Whiteturkey farmhouse
Whiteturkey farmhouse. Ramshackle home of Kate Whiteturkey, a rich Osage woman who owns three Stutz Bearcats; located in Bartlesville, Oklahoma, near the Kansas state line. Hutch Moree, Viney’s former companion, is living with Whiteturkey; he is a “kept man,” completely dominated by Kate—an ironic reversal of the Cherokees’ great victory at Claremore Mound.
Eagle Bluff
Eagle Bluff. Edge of a sheer cliff overlooking the Illinois River and the town of Tahlequah, seat of the Cherokee Nation, and the fields and woods of the river valley below. Young Gar Breeden, a half-breed Cherokee, climbs the bluff after running away from his “guardeen” in Claremore. He is captured by members of a religious sect who believe themselves to be one of the Lost Tribes of Israel. They steal cattle, hogs, and grain from the Cherokee farms below. In their religion, they worship the sun, rain, and snow as much as they worship Jesus. In one of the most striking ironies in the play, menacing white fanatics have even appropriated the nature worship of the Cherokees.
Bibliography
Braunlich, Phyllis Cole. “The Cherokee Night of R. Lynn Riggs.” Midwest Quarterly 30 (Autumn, 1988): 45-59. By far the best critical discussion of the play. Braunlich takes up matters of characterization, experimentation in plot, and the main theme of the work itself: the disintegration of the Cherokee people.

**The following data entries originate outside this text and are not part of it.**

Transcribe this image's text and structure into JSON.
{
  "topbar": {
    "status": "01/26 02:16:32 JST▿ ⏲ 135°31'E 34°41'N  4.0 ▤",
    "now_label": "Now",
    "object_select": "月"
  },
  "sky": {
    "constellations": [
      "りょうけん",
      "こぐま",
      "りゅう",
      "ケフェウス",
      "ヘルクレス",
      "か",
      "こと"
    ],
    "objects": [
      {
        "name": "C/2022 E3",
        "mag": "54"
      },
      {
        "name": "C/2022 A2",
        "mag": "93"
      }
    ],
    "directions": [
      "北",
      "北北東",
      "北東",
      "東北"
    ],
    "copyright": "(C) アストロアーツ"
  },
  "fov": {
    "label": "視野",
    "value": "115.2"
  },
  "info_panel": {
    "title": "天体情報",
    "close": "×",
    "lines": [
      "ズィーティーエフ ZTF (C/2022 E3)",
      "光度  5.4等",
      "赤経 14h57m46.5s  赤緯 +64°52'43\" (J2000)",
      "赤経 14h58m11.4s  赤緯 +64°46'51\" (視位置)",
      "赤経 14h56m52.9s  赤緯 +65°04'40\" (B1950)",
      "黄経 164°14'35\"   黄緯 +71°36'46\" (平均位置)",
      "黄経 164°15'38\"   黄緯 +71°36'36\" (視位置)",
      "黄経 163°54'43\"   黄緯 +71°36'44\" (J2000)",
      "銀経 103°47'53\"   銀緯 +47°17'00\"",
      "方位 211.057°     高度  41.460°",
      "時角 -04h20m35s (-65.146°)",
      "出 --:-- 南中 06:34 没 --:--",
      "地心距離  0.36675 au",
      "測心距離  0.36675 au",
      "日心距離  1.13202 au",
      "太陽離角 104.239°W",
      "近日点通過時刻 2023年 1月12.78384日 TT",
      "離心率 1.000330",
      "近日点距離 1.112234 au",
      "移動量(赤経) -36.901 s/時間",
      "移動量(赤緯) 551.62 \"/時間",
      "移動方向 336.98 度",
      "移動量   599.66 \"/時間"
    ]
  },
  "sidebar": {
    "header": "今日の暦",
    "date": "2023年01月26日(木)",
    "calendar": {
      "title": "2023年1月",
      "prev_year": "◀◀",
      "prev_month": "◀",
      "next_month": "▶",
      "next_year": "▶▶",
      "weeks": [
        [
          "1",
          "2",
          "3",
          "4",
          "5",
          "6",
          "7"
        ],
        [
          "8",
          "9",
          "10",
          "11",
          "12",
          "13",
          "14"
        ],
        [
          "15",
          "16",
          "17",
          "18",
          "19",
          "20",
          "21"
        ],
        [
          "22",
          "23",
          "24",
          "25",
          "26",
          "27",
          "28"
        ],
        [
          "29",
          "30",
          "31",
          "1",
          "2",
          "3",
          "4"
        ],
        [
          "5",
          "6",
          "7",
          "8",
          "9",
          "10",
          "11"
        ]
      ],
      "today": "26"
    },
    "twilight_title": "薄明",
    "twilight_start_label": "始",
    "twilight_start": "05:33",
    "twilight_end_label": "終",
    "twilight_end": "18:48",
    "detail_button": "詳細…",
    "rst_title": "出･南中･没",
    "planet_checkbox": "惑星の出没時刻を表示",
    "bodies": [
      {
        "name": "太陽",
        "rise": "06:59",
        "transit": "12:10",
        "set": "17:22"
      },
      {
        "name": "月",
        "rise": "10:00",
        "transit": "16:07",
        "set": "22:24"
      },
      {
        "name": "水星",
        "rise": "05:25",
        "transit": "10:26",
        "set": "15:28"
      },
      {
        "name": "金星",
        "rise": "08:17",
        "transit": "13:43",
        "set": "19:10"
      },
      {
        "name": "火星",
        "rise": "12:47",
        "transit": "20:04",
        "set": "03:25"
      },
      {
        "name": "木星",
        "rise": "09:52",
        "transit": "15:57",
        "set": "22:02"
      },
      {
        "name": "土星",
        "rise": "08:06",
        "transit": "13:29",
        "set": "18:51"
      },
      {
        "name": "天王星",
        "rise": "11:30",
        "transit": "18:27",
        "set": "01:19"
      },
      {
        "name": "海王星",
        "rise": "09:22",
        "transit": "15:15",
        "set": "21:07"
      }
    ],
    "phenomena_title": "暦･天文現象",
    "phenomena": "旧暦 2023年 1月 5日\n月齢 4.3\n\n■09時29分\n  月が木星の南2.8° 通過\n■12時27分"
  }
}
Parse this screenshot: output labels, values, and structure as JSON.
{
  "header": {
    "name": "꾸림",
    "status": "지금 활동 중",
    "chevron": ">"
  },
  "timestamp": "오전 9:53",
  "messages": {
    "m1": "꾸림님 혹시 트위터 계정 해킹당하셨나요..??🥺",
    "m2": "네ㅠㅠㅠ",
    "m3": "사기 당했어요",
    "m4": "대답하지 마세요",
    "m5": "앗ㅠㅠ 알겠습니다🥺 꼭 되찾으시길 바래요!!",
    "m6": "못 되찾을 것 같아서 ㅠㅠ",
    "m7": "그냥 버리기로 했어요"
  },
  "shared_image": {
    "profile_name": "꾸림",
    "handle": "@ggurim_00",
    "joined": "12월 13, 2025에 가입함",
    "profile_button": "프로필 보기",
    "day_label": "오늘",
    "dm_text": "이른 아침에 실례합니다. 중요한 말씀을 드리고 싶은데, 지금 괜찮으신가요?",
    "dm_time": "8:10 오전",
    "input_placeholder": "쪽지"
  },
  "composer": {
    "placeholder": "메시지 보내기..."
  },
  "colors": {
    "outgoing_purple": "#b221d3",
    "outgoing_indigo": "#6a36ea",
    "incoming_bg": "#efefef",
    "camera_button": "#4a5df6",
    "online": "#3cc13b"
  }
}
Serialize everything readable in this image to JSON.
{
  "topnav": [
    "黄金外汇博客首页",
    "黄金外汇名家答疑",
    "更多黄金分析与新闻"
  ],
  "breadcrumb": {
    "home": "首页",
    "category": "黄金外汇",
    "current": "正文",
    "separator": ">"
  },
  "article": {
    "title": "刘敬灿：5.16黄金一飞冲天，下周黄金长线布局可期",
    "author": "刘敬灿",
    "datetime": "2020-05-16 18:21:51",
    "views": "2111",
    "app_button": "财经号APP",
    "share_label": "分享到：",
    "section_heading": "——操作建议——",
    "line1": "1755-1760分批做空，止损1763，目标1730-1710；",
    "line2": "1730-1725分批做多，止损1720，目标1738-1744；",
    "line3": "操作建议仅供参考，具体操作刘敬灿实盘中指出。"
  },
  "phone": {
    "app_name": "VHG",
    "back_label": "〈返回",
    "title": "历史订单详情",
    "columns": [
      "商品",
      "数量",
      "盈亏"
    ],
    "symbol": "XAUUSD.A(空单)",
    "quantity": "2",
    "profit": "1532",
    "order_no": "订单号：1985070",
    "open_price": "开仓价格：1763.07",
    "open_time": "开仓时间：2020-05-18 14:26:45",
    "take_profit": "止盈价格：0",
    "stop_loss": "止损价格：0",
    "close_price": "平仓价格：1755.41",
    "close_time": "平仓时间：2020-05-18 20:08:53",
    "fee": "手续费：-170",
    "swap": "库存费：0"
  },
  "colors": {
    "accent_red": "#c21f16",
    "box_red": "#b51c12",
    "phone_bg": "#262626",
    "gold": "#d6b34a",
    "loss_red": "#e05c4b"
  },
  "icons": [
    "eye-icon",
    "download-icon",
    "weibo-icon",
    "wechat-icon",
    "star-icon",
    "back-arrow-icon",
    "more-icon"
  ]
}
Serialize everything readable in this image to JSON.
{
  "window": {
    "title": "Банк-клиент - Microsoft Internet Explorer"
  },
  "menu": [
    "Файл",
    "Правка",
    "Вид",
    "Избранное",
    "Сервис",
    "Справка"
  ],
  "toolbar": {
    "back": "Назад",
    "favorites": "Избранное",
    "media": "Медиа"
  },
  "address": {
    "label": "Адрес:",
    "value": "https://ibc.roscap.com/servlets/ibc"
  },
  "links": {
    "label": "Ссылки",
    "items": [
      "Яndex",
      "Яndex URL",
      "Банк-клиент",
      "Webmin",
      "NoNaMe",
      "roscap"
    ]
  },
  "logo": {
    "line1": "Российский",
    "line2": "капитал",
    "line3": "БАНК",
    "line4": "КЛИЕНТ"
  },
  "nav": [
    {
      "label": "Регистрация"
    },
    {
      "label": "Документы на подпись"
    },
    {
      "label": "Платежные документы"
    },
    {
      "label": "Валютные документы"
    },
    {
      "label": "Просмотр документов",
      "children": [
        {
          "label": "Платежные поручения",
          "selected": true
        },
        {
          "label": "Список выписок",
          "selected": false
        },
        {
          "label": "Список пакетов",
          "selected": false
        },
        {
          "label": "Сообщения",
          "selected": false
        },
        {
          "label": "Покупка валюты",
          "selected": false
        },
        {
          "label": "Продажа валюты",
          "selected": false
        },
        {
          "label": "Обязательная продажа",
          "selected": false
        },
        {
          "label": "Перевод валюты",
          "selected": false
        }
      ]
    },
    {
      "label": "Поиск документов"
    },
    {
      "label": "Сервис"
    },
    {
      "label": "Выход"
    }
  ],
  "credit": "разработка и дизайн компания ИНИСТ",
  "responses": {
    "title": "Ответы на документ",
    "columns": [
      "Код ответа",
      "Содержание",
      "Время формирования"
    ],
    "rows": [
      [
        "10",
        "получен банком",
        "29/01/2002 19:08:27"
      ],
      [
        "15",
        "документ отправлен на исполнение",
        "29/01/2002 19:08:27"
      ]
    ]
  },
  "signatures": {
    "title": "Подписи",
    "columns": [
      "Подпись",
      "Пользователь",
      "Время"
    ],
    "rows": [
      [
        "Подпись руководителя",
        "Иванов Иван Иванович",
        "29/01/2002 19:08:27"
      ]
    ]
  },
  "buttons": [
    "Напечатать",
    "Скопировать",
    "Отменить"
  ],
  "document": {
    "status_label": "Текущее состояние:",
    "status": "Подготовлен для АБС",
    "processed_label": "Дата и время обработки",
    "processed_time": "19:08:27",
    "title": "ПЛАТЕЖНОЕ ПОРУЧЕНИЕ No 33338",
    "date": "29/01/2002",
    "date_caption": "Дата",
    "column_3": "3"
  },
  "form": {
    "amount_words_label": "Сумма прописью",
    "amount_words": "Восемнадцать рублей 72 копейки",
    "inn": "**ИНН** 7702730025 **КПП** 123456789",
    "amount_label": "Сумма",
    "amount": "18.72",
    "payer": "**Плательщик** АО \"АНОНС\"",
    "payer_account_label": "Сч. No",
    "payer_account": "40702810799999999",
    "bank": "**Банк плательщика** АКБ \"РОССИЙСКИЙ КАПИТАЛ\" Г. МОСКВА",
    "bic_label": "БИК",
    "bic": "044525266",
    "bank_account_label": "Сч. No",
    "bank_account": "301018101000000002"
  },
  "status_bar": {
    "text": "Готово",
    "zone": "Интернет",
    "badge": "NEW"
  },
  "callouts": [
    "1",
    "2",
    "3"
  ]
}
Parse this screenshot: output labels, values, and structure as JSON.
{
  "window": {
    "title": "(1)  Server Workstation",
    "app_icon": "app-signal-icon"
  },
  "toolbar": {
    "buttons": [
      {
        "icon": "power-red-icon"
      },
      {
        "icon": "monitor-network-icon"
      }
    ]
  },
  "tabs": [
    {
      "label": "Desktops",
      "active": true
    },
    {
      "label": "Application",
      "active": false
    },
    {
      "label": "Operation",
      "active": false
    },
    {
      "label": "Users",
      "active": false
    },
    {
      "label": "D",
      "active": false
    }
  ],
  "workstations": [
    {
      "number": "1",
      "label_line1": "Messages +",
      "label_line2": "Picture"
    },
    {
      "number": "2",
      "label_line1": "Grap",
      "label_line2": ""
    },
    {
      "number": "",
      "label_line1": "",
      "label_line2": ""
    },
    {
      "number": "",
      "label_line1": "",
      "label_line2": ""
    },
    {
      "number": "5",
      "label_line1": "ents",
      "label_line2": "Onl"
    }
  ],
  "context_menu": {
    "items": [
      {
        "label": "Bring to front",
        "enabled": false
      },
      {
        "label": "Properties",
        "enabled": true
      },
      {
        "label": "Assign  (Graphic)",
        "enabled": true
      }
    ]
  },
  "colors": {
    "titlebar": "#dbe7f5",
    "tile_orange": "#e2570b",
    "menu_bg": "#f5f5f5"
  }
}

Braunlich, Phyllis Cole. “The Oklahoma Plays of R. Lynn Riggs.” World Literature Today 64, no. 3 (Summer, 1990): 390-394. The critic discusses The Cherokee Night as it relates to other plays written by Lynn Riggs during the same period. She finds this play to have a “dark mood” that makes for “haunting reading.”
Scharine, Richard G. From Class to Caste in American Drama: Political and Social Themes Since the 1930’s. New York: Greenwood Press, 1991. Scharine discusses The Cherokee Night within the context of biculturalism produced by the miscegenation of white people and Cherokees. He explores the problems of assimilation into mainstream culture.
Sievers, Wieder David. Freud on Broadway: A History of Psychoanalysis and the American Drama. New York: Cooper Square, 1955. Sievers provides something of a Jungian interpretation of the play, finding in it elements of racial memory which account for the basic conflicts of the work.
Sper, Felix. From Native Roots. Caldwell, Idaho: Caxton, 1948. Finding the play to be a “semifantasy,” Sper claims that the play basically applauds the cause of the American Indians. He states that the American Indians of mixed ancestry are taking a position against the white people’s God, a position from which they cannot win.